ByChuck Goudie and Ross Weidner and Christine Tressel WLS logo
Friday, October 27, 2017
Some JFK  files to be kept secret for now
Hours after files on the assassination of President John F. Kennedy were to be released, the White House has decided to keep some of the information from the public. Chuck Goudie and the I-Team report.

CHICAGO (WLS) -- Eight hours after thousands of files on the assassination of President John F. Kennedy were to be released by the National Archives, the White House has decided to keep some of the information from the public.

Two thousand-eight hundred records will be released shortly, but after consultations with national intelligence officials President Trump has ordered some documents to be withheld because they could "bring harm" to the military, law enforcement and foreign relations, according to senior White House officials.

CLICK HERE to read the files released on the Kennedy Assassination

President Trump late Thursday issued a memo to heads of executive departments certifying declassification of records related to JFK assassination "so that the people may finally" be fully informed. The president is asking agencies to take the next 180 days to re-review whether those documents really need to be redacted or withheld.

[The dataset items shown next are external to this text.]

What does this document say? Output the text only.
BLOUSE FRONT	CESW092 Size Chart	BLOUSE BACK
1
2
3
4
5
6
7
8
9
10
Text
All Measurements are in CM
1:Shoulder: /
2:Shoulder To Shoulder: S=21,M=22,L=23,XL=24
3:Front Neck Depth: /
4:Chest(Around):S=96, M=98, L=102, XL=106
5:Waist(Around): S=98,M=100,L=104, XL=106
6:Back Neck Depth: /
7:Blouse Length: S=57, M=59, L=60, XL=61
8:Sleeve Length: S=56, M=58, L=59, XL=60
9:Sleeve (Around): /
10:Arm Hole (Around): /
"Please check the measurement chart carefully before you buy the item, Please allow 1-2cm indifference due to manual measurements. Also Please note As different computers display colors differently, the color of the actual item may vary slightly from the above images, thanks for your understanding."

The ABC7 I-Team will review newly declassified records for information about the Chicago mob's potential involvement in plots to assassinate JFK. As the I-Team reported four years ago, there were secret plans to kill JFK in Chicago just weeks before he was murdered in Dallas.

The I-Team has discovered not just one, but two plots to cut down JFK in Chicago in early November 1963, and an intriguing backstory of bungling by the government agencies protecting him.

President John F. Kennedy was never supposed to make it to Texas, never supposed to take this ride, and never supposed to die in Dallas.

As Chicagoans watched storefront TVs and picked up newspapers of the day, there was one storyline almost no one knew a story still evolving five decades later: evidence that President Kennedy was to be targeted here in Chicago.

"The assassination was supposed to take place during the motorcade that was scheduled to come in from O'Hare Airport," said Abraham Bolden, JFK Secret Service Agent.

According to this Chicagoan and former JFK bodyguard-- and from these FBI and Secret Service reports obtained by the I-Team -- it is clear there were two plans by different groups intent on killing the president in Chicago weeks before Dallas.

In October 1963, the White House had publicly announced JFK'S plans to fly into Chicago on November 2. He was to land at O'Hare, as he had many times, would be greeted by Mayor Daley as usual, and would attend an Army-Air Force football game at Soldier Field.

Records reveal one Chicago plot had been developed by radical Cuban exile Homer Echevarria, a known smuggler of automatic weapons and machine guns.

"Echeverria had made mention that a plan was underway to assassinate President Kennedy and it was going to be successful. 'We're gonna get him.' That's what he said," said Bolden.

Bolden says Echevarria told a Secret Service informant that his group would "take care of Kennedy." In a boarding house just off the highway from O'Hare and linked to Echavarria, authorities found high powered rifles, ammo and Kennedy motorcade maps.

But then, according to Agent Bolden, FBI officials-- jealous of the Secret Service getting all the glory-- undermined the Cuban investigation.

"They blew the cover. They blew the cover of the informant for the Secret Service. The FBI was sabotaging this case," said Bolden.

The Cubans disappeared, just as a second Chicago plot surfaced.

At this intersection, a right wing radical under surveillance for publicly threatening Kennedy was arrested. Ex-marine Thomas Vallee had high powered rifles and ammo in his car trunk and was en route to a job that would give him direct aim at JFK'S motorcade as it exited the expressway.

An hour later, the White House scrubbed JFK'S trip.

"Since the president's life was in such severe danger, that was the reason he cancelled the trip to Chicago-- the assassination threat," said Bolden.

Kennedy stayed in Washington. The Soldier Field football game went on without him. Three weeks later the assassination happened in Dallas.